The International Reciprocal Trade Association moved to Portsmouth after Whitney did.

In 2007, as Whitney was selling his Philadelphia barter company, he visited Hampton Roads to scout another he was considering buying. He stayed at Harbor Tower Apartments in Portsmouth.

The deal didn't happen, but "I fell in love with Olde Towne. I told my wife, 'You've got to see this town.' "

She did, and they moved there.

Whitney at the time was a board member of the association. Shortly after their move, he was asked to be its executive director. He accepted.

It's an "excellent mid-Atlantic location" for the organization, Whitney said. "There's easy access to everywhere."

And not a bad commute for Whitney.

"I live a block and a half from here," he said. "I walk to work. No tunnel traffic."

Hassell, from the Barter Authority, said: "He's hands-on, tremendously involved. He's a good businessman all around, so I knew he would do a good job."

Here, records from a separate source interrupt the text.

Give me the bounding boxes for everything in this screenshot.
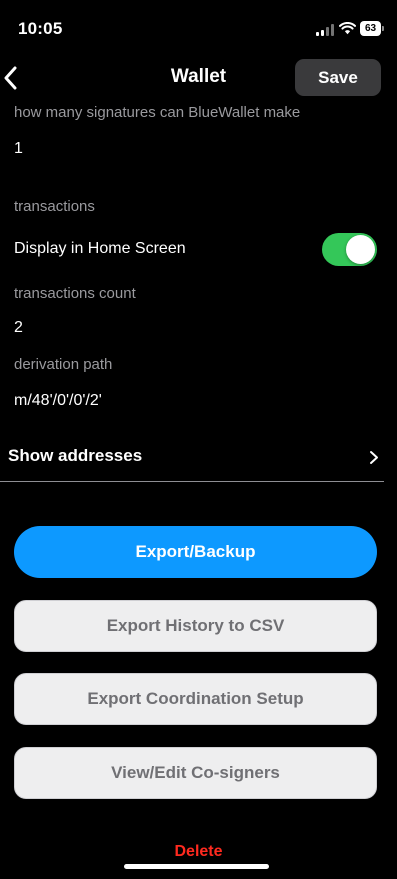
signatures-value: 1: [14, 140, 23, 157]
export-history-csv-button[interactable]: Export History to CSV: [14, 600, 377, 652]
toggle-knob: [346, 235, 375, 264]
status-time: 10:05: [18, 19, 63, 38]
view-edit-cosigners-button[interactable]: View/Edit Co-signers: [14, 747, 377, 799]
wifi-icon: [339, 22, 356, 35]
transactions-section-label: transactions: [14, 198, 95, 215]
display-home-label: Display in Home Screen: [14, 240, 186, 257]
divider: [0, 481, 384, 482]
delete-button[interactable]: Delete: [0, 843, 397, 861]
derivation-path-value: m/48'/0'/0'/2': [14, 392, 102, 409]
transactions-count-value: 2: [14, 319, 23, 336]
derivation-path-label: derivation path: [14, 356, 113, 373]
show-addresses-label[interactable]: Show addresses: [8, 446, 142, 466]
chevron-right-icon[interactable]: [369, 450, 379, 465]
export-coordination-setup-button[interactable]: Export Coordination Setup: [14, 673, 377, 725]
export-backup-button[interactable]: Export/Backup: [14, 526, 377, 578]
battery-icon: 63: [360, 21, 381, 36]
transactions-count-label: transactions count: [14, 285, 136, 302]
signatures-label: how many signatures can BlueWallet make: [14, 104, 301, 121]
display-home-toggle[interactable]: [322, 233, 377, 266]
save-button[interactable]: Save: [295, 59, 381, 96]
home-indicator[interactable]: [124, 864, 269, 869]
battery-nub: [382, 26, 384, 31]
signal-icon: [316, 24, 334, 36]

Of the association's 85 companies, about 70 percent are in the United States, Whitney said. Combined, they have 250,000 member businesses.

 

Whitney's duties include advocating for the barter industry and educating and networking with its members. His next big task: preparing for the association's European conference in Norway in June.

Whitney credits his organization with creating a Universal Currency program 10 years ago - allowing barter trades between exchanges and even countries - and drafting a code of ethics, which, for instance, prohibits businesses from "puffing prices" while bartering.

Perhaps the group's biggest achievement, though, was helping win passage of the Tax Equity and Fiscal Responsibility Act of 1982. Since then, the Internal Revenue Service has classified barter exchanges as third-party record-keepers. That means they must report all transactions on a 1099-B form.

"It legitimized the industry," he said. "It's the same 1099-B form Morgan Stanley uses."

The law, he said, did not add tax breaks for barter transactions. However, Whitney noted that members of barter companies with year-end "losses" are eligible for tax deductions.

He doesn't foresee the barter business fading when the economy revives.

"Even in a good economy," he said, "that hotel owner will have 10 to 15 percent unused capacity."

Rather, Whitney hopes barter becomes as hot in the United States as it is in other nations.

"It's so big in Australia and New Zealand, when they had the Super Bowl of soccer, the middle of the field had an advertisement for a barter company," Whitney said. "Maybe one day you'll see a barter company emblem on the 50-yard line of the Super Bowl. We can get there."